The firm's bitcoin holdings offer only a limited backstop. CryptoQuant noted that Strategy sits on a $10.6 billion unrealized loss, with all bitcoin purchased in 2024, 2025 and 2026 underwater, meaning any forced $BTC sale at current prices "would crystallize large losses and destroy shareholder value." Strategy holds 847,363 BTC acquired at an average cost of $75,646 across 113 purchases and one sale since August 11, 2020, per BitcoinTreasuries.NET. The company is not obligated to sell bitcoin to support STRC and could instead raise its 11.5% dividend yield or issue more MSTR stock to signal its ability to continue paying dividends, according to CryptoQuant.

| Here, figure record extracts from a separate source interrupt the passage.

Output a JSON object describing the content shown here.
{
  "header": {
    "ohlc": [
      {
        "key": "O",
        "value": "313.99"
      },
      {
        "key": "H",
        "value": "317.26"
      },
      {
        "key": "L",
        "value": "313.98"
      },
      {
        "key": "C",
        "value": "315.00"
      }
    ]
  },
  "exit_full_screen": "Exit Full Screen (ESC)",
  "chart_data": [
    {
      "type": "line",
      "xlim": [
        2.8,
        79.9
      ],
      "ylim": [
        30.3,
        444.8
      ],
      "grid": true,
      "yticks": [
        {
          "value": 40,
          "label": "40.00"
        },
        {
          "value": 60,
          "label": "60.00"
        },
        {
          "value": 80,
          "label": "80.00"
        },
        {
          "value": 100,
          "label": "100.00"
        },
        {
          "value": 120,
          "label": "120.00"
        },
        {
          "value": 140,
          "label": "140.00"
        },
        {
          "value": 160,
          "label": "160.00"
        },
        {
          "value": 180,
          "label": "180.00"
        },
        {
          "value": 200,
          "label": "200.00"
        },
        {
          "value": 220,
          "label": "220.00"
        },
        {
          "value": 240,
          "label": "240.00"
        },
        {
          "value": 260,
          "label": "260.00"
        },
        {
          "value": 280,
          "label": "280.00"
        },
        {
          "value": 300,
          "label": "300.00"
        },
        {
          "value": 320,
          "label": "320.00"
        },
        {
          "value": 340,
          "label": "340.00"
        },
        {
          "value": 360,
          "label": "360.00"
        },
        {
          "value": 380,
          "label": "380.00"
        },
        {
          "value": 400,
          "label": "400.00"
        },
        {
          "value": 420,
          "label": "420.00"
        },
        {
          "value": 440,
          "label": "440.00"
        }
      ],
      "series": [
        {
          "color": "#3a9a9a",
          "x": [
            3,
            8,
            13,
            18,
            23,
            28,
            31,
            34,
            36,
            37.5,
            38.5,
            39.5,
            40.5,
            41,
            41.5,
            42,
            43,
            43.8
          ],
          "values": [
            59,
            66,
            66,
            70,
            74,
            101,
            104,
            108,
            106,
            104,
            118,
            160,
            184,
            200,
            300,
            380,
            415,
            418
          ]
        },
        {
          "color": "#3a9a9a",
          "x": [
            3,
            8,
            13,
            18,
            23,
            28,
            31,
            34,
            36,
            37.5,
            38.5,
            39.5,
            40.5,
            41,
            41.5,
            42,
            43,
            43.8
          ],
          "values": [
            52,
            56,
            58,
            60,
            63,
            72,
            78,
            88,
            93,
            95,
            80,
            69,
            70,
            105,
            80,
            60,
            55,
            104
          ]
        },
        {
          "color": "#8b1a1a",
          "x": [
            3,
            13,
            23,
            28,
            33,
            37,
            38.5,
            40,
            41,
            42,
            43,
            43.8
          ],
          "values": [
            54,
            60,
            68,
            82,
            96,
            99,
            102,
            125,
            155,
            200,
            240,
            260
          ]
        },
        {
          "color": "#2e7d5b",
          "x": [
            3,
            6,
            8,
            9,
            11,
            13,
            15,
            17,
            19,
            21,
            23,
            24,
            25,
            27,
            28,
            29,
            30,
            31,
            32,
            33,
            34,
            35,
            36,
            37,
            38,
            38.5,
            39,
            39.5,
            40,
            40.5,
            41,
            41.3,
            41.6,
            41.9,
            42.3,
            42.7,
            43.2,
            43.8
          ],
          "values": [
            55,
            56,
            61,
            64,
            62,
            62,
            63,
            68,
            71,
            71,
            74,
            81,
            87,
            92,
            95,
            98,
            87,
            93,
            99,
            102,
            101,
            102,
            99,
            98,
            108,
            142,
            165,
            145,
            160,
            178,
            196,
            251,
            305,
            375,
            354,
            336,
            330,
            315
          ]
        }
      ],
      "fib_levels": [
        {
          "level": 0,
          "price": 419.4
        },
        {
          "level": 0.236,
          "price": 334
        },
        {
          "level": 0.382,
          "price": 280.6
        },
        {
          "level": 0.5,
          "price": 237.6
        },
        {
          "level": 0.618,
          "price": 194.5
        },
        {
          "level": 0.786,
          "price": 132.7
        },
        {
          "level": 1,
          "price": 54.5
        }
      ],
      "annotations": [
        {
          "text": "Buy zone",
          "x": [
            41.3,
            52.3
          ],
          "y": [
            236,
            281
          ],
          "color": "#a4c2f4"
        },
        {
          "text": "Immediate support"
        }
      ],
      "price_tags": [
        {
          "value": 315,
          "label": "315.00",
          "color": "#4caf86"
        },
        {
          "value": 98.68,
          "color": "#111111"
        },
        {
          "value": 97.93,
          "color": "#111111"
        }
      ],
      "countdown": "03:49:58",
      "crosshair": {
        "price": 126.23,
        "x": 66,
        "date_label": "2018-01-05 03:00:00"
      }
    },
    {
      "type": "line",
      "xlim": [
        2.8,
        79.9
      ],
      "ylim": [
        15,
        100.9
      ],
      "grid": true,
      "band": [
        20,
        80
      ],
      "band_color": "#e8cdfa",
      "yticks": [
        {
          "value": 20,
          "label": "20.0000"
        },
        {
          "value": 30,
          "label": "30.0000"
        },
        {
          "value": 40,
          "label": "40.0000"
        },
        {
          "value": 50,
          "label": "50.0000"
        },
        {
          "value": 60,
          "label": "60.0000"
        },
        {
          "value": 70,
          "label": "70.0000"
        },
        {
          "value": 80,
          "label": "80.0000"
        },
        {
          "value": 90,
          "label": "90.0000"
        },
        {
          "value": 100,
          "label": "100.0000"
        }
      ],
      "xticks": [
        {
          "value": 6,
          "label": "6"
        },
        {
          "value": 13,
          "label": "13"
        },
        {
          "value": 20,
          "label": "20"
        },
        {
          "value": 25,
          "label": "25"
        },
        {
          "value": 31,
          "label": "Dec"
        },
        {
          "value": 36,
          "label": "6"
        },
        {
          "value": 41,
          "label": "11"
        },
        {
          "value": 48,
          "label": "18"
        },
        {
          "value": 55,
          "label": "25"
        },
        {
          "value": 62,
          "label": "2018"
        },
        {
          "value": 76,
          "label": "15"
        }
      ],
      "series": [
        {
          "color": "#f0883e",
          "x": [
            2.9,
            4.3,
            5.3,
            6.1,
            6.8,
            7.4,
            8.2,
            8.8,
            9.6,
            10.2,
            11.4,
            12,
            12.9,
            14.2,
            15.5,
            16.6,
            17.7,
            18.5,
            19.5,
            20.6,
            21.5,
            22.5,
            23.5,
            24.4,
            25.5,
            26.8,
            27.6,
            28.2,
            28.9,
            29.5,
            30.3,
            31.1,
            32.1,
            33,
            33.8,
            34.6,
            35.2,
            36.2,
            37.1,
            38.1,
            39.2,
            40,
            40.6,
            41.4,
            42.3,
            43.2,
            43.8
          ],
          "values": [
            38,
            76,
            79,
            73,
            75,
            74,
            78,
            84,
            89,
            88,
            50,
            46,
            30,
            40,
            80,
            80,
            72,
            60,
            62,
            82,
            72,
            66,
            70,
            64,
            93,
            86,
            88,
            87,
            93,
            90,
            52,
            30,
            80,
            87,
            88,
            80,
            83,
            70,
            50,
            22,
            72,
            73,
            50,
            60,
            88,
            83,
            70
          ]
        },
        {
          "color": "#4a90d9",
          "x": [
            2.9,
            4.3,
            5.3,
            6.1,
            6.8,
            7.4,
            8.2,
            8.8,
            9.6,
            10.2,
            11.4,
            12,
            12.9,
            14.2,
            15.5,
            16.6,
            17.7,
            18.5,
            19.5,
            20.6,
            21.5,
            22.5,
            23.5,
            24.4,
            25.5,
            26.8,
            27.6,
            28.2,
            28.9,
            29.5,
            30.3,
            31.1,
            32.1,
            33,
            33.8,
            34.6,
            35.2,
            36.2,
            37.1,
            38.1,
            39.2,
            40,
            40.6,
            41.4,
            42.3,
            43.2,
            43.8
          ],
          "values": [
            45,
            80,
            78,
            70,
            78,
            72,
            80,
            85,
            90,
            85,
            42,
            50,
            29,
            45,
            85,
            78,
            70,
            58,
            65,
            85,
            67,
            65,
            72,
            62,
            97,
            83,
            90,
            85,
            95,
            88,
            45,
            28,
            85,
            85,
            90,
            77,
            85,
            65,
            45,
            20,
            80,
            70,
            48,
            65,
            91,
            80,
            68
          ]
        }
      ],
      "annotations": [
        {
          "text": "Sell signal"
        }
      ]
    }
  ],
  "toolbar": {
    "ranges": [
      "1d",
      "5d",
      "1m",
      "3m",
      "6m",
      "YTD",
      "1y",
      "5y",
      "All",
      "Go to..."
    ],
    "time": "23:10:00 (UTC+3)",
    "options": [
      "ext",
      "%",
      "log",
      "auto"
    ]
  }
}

Not all observers agree with the call to stop buying. Samson Mow, CEO of JAN3, said "$STRC has a self-repairing mechanism that most people don't really understand," arguing that Strategy avoids adding dividend obligations by halting new share issuance below par, while a higher effective yield of 12.78% at $90 and the prospect of an 11.11% capital gain at par produce a potential return near 24% that draws buyers back. "I'd be surprised if it took more than a few weeks for $STRC to get to par again," Mow added. $BTC was last trading around $59,632, down about 4% over the previous day, according to CoinGecko data.